Intervention de Caroline Fiat

Séance en hémicycle du mardi 3 avril 2018 à 21h30
Débat sur les établissements d'hébergement pour personnes âgées dépendantes

Photo issue du site de l'Assemblée nationale ou de WikipediaCaroline Fiat, rapporteure de la commission des affaires sociales :

Madame la ministre, quand je suis arrivée dans votre bureau le 13 mars, je peux vous l'avouer aujourd'hui, j'étais remplie d'émotion. Quel chemin parcouru ! La petite aide-soignante en avait tant parlé avec ses collègues : « Ce qu'il faudrait c'est que l'une d'entre nous puisse rencontrer la ministre, lui expliquer notre quotidien et, surtout, lui expliquer la souffrance de nos résidents… »

Quand je suis entrée dans votre bureau, j'avais l'impression que nous étions des milliers comme si, inconsciemment, tous mes collègues me suivaient. Les larmes me sont montées aux yeux, peut-être l'avez-vous remarqué.

Je ne reviendrai pas sur ce moment d'étonnement quand vous nous avez appris que vous aviez étudié le rapport depuis la veille au soir alors même que les commissaires ne l'avaient pas encore reçu.

Revenons-en à l'essentiel.
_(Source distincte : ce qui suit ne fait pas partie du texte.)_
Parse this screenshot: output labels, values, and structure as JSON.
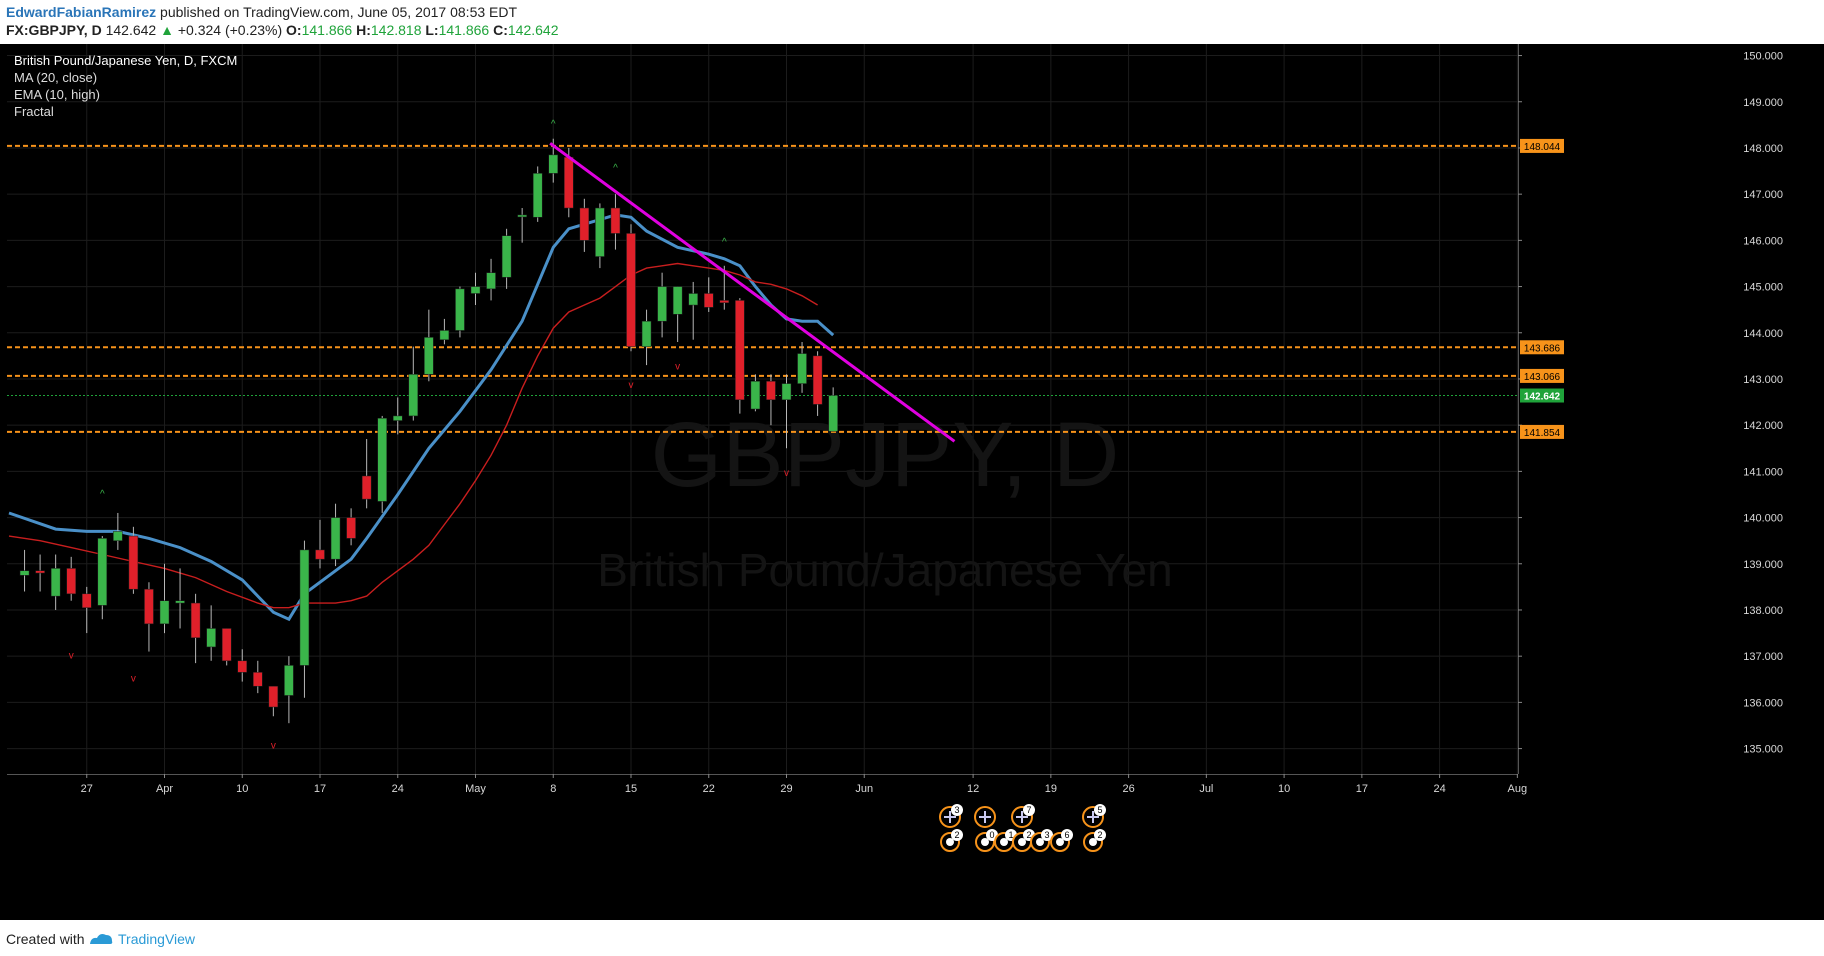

Ça y est, j'étais là. J'étais face à vous, avec un rapport accablant.

Nous vous avons présenté les 31 points importants de notre rapport. Je vais revenir sur ce qui me semble le plus urgent pour enfin répondre à cette urgence sanitaire : nous vous proposons de doubler le nombre d'aides-soignants et d'infirmiers au pied du résident. Cette proposition est une norme minimale pour, enfin, remettre tout à plat et permettre à nos aînés de bénéficier du minimum de soins protocolaires. Soixante aides-soignants ou infirmiers pour cent résidents ne correspondent qu'à une heure trente de soins par résident pour vingt-quatre heures. Peut-être pensez-vous que c'est trop ?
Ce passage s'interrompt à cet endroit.